The output declarations include a reduction. This is how the loop should build the result.

TODO: Reduction isn’t a good word for it, since the output type can be either a scalar or a vector.

The reduction can be completely different from the type of any of the inputs. This builds an array from a list (or other ADT). This uses the array reduction.

for [var x <- xs] {
    var y = f(x)
    output ys = array of y
}

Many reductions will be possible: array, list, sequence, min, max, sum, product, concat_list. Developers will be able to create their own as these are interfaces.

Loops are implemented in terms of coroutines. Coroutines return the values for the inputs and the loop body and coroutines handle building the value of the outputs (list and sum are coroutines above). Coroutines offer the most flexibility as some of their state is kept on the stack.

Simpler implementations should be used as an optimisation when it is possible. In these cases some loops may be optimised to calls to map or foldl, or even simpler inline code.

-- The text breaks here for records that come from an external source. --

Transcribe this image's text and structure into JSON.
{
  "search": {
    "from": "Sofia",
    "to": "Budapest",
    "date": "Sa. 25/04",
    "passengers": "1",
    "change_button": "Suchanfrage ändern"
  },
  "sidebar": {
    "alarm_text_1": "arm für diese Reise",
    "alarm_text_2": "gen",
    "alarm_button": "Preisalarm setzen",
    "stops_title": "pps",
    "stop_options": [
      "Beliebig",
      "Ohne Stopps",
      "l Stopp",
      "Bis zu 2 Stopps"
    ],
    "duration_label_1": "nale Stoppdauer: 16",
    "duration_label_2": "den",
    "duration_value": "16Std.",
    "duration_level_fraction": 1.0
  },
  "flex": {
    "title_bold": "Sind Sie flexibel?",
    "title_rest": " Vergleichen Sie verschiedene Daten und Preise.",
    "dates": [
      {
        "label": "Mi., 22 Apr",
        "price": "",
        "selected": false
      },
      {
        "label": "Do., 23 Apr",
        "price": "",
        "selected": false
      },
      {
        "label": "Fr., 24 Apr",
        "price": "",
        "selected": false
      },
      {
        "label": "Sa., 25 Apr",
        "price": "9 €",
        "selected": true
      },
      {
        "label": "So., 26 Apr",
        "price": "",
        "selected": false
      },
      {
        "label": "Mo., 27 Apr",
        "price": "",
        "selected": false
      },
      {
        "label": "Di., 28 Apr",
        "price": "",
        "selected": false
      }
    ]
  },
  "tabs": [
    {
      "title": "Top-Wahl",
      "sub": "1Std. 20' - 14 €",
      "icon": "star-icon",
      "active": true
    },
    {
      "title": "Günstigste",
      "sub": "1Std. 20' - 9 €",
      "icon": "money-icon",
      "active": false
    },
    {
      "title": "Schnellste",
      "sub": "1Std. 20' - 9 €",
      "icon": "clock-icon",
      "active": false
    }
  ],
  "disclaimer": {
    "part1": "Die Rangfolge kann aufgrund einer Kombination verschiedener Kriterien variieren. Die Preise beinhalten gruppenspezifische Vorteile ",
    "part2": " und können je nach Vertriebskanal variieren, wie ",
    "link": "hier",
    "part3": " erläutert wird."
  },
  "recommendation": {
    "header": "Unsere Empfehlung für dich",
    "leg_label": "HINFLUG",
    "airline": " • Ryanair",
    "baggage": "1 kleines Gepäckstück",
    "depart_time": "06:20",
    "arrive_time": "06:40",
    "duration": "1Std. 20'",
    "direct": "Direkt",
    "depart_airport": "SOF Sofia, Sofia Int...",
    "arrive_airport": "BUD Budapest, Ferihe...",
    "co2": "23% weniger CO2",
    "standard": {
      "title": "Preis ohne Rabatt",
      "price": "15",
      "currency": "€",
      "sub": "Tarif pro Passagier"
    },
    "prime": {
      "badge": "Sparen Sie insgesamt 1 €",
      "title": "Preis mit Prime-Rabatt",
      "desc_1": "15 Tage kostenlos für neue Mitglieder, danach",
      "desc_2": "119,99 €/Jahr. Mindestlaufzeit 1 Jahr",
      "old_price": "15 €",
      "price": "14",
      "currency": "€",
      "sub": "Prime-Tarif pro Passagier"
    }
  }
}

Auto-parallelisation (a future goal) will work better with reductions that are known to be either:

  • Order independent

  • Associative / commutative, but whose input type is the same as the output

  • Mergable, with a known identity value.

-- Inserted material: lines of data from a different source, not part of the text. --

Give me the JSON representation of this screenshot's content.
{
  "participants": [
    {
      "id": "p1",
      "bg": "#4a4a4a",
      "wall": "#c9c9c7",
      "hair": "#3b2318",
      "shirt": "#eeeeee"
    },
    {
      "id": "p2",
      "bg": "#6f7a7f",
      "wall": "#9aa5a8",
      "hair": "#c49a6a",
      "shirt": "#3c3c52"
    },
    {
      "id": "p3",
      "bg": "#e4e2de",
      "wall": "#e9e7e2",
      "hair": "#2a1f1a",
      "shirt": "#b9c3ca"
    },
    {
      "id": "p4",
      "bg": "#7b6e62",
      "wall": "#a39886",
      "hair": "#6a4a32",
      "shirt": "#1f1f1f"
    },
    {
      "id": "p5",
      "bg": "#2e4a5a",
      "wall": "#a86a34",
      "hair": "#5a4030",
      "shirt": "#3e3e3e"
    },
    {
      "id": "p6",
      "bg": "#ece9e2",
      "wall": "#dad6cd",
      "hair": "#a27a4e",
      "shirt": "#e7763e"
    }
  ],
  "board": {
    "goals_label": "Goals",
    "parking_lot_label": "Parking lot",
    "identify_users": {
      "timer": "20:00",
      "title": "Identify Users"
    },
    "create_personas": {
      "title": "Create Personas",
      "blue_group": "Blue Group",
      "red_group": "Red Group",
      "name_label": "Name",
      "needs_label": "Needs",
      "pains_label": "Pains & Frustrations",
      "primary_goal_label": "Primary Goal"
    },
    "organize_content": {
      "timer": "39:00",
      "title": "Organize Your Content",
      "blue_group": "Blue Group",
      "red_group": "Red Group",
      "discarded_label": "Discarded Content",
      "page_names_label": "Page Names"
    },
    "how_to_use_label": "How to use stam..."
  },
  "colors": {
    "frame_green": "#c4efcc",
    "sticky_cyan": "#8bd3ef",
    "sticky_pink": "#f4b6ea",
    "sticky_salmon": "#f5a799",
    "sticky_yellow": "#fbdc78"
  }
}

Accumulators are implemented more directly (not coroutines). However they require the iterations to be processed in a specific order and may inhibit parallelisation. A dependency analysis on the body and separating out the code for each accumulator may mitigate this, especially if it can be combined with the same analyses as reductions above.

TODO: Consider allowing for loops as expressions, maybe a simplified case. This will be similar to a list comprehension.

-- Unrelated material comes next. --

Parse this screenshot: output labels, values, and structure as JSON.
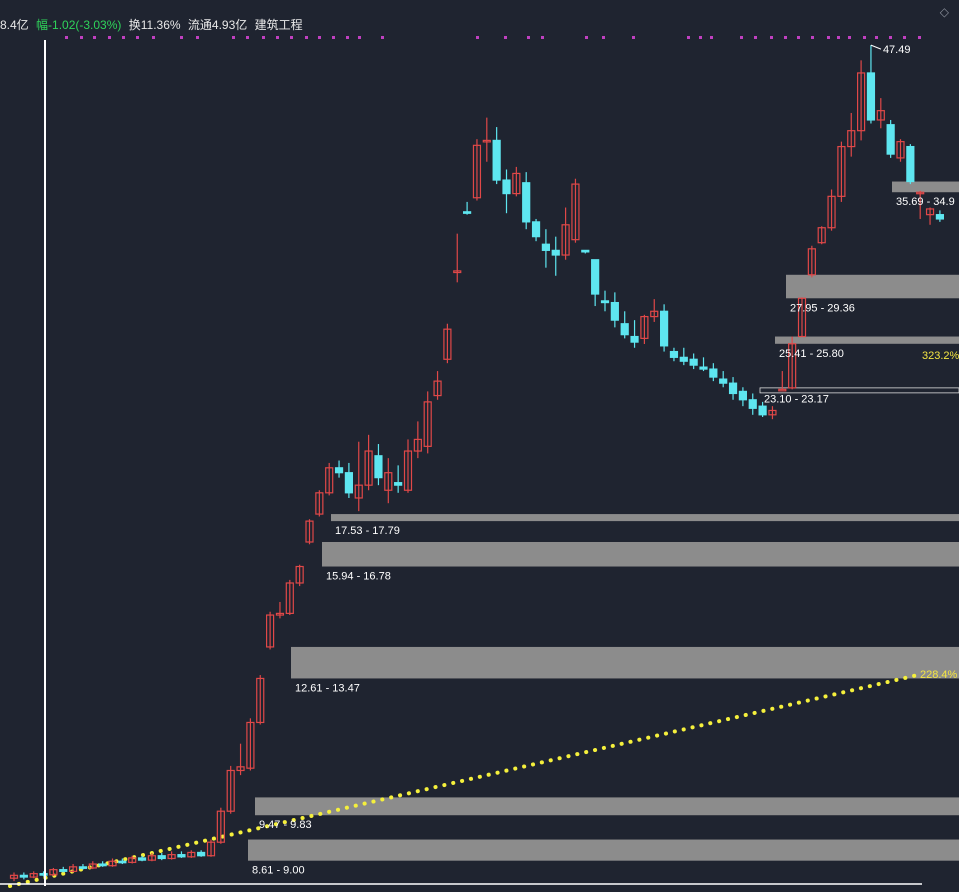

Note that Plasma’s for loops may be similar to some language’s query syntax like LINQ. TODO: Look there for other ideas.

TODO: skip statements. A skip statement is like the opposite of the where part in some language’s list comprehensions, but perhaps more flexible like C’s continue statement. Technically if we can support this then we can also support break, but I don’t like it because it doesn’t encourage a preferred style. Furthermore if we go this far it’s a simple step to use any generator (below) with break to create something as general as a while loop. It may even look very similar to a while loop with the right sugar.

TODO: Consider also the "scan" or "search" loop pattern, where once we find what we’re looking for we break, maybe potentially removing the item from a collection?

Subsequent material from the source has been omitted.